The grandiose urban intervention also included the arrangement of the area in front of the Vatican area. Bernini designed an elliptical square, surrounded by a spectacular colonnade that symbolizes the great embrace with which the church welcomes all its faithful.
The colonnade joins the basilica thanks to two diverging side areas. The architect used this stratagem to overturn the perspective effect and make the facade of the basilica, designed by Maderno, seem much larger and closer to the square.
The huge portico is made up of imposing columns arranged in four rows, surmounted by a thick architrave and a marble cornice. The structure has a gabled roof crowned by a massive balustrade adorned with numerous statues of saints. It has 284 columns and 88 pillars.
An ancient obelisk and two symmetrical fountains are located along the transverse axis of the square. This geometric shape is typical of Baroque architecture, as having two centers, it imposes a continuous movement of the eye giving life to a dynamic space. The two magnificent fountains dating back to the seventeenth century, with their jets of water, give a musical background and break the solemnity of the environment in which we find ourselves.
Bernini had wisely calculated the surprise effect that was needed to welcome the spectator who suddenly found himself in front of the scenographic complex of the square, dominated by Michelangelo’s dome.
Although this effect was lost with the opening of Via della Conciliazione, crossing the square you can also see the plays of light and shadows generated by the alternation of empty and full spaces between the columns.

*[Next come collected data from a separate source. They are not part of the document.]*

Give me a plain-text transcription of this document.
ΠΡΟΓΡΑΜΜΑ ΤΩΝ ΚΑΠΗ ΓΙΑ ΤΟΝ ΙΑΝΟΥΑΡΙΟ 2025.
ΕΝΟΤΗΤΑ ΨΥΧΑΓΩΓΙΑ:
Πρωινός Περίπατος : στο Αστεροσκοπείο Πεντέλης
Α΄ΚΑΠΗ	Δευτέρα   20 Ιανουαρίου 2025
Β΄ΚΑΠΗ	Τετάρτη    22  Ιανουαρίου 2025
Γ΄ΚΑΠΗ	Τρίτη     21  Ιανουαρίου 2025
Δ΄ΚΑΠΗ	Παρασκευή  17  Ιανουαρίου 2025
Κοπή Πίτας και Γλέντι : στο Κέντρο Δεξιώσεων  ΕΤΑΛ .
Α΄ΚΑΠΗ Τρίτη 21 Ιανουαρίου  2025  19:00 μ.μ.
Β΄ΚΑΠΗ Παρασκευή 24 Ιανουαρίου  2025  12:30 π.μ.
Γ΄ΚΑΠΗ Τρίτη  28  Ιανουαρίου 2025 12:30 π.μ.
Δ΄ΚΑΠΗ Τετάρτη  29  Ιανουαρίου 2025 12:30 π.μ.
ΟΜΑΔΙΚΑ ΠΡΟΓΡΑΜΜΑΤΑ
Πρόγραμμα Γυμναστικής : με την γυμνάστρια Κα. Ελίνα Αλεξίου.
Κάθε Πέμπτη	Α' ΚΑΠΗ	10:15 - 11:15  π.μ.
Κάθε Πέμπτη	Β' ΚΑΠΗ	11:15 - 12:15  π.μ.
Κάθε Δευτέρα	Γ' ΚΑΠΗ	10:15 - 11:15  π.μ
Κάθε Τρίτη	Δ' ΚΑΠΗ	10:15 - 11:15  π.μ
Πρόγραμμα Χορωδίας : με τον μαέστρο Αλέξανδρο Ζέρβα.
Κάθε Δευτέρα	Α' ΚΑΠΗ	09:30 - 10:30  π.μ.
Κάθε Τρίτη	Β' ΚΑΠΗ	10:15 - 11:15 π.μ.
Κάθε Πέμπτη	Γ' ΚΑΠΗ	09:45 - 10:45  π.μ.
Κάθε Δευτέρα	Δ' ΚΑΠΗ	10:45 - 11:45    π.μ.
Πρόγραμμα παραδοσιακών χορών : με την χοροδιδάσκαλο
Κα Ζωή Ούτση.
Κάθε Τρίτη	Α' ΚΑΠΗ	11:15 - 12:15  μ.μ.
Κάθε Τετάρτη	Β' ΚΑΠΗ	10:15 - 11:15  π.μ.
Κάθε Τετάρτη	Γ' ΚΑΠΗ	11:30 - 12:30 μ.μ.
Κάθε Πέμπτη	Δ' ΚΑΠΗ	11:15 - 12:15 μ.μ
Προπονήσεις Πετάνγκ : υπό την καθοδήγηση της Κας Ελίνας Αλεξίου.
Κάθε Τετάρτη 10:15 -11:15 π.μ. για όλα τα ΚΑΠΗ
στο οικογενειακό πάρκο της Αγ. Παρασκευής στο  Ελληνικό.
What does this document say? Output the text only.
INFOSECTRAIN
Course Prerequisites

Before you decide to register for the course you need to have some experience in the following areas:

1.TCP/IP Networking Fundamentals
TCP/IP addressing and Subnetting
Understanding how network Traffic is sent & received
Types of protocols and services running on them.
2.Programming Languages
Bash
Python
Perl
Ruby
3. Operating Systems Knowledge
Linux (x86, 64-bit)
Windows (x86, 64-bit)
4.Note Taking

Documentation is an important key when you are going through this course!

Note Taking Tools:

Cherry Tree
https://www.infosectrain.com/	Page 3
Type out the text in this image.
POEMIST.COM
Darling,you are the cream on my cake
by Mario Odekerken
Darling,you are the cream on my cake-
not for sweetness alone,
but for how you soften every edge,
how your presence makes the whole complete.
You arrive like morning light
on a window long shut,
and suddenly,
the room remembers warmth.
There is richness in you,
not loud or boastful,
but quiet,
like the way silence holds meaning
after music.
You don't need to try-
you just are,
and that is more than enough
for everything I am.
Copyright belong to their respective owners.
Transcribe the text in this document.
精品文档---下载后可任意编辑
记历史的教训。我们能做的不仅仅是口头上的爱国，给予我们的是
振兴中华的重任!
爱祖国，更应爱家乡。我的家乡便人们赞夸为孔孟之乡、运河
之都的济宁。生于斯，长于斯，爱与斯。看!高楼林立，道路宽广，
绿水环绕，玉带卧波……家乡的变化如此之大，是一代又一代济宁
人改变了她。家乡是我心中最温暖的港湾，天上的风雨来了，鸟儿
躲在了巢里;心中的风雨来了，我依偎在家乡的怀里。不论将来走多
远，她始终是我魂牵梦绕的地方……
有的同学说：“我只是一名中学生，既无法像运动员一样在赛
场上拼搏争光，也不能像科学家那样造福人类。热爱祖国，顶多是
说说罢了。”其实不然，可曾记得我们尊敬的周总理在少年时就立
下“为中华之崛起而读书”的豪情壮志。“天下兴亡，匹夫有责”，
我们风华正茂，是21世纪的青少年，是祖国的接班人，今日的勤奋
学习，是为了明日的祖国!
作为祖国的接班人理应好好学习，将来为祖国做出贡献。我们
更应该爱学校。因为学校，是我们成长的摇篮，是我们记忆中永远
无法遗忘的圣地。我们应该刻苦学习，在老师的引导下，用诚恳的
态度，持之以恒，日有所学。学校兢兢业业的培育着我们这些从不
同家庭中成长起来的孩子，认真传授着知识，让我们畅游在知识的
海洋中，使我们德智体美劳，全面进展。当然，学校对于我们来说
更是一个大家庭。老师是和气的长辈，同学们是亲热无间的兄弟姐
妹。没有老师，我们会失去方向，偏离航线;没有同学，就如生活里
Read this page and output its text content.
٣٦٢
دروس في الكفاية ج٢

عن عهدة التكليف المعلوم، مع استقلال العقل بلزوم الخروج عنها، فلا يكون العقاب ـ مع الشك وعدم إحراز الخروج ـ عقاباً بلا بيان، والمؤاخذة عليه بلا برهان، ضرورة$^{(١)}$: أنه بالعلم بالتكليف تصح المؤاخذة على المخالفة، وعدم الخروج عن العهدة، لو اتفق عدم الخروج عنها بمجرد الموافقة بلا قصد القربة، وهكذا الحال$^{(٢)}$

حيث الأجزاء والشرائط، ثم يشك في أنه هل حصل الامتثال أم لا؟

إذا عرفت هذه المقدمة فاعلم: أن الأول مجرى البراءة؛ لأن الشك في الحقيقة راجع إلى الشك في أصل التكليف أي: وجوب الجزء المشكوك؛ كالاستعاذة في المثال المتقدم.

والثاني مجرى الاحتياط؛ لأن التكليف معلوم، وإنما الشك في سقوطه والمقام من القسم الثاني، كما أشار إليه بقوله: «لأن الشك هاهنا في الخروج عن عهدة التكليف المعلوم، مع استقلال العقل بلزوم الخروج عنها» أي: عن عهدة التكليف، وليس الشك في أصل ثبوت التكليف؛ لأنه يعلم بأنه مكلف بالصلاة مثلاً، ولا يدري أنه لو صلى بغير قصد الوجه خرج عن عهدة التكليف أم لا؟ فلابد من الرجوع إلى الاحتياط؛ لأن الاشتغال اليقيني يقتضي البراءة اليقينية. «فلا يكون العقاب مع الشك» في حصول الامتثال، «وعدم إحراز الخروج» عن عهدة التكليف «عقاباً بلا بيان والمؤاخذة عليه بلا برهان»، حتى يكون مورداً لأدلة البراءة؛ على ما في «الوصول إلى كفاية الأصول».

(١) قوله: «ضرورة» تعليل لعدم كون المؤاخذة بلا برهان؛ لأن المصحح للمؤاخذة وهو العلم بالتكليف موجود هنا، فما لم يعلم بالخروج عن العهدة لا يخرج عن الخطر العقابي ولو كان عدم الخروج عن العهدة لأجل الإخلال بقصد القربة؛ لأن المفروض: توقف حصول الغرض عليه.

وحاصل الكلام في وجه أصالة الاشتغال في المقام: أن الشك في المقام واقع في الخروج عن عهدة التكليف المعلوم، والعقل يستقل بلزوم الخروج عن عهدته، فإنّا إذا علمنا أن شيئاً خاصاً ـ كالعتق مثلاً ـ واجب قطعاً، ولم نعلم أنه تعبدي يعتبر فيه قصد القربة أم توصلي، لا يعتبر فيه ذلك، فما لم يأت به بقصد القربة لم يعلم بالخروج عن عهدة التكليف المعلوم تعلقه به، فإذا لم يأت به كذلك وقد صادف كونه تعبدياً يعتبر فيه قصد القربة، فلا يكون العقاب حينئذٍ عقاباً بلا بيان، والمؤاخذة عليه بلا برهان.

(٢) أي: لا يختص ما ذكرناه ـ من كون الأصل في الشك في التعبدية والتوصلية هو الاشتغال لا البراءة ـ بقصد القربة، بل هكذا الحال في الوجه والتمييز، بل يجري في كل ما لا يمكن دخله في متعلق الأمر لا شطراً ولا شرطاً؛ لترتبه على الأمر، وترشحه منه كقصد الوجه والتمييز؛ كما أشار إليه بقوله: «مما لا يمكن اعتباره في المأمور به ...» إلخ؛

The multiple perspective views of the colonnade and the variety of architectural and sculptural elements are awe-inspiring.
If you position yourself in the two foci of the ellipse marked on the floor by a marble disc, the four rows of columns overlap perfectly, so that only the first row can be seen.
How to Get to St. Peter’s Square
The square and the Basilica are located in Vatican City, a few kilometers from the heart of Rome. The two cities are well connected by an excellent public transport system. The Vatican Museums and the Sistine Chapel are very close to the Piazza and will allow you to easily explore all the major points of interest in just one day.
By Metro, Bus, or Train
As already mentioned, the public transportation system to reach St. Peter’s Square is excellent. It comes down to preference.
Metro: Closest stop Ottaviano-S. Pietro (900m), red line from Roma Termini
Bus: Nearest stop Cavalleggeri / S. Pietro (350 m), bus number 40 or 64 from Roma Termini
Train: Nearest stop San Pietro (1 km), regional to Civitavecchia or to Pisa Centrale from Roma Termini.
Getting Here by Car
If you are planning to arrive by car, it is important to know that you cannot enter Vatican City by car unless you are visiting for official reasons. You will need to park your car in one of the nearby paid parking lots.
To get there from Rome, the fastest route is to drive through Corso Vittorio Emanuele II. For the intense city traffic, it is advisable to rely on efficient public transport.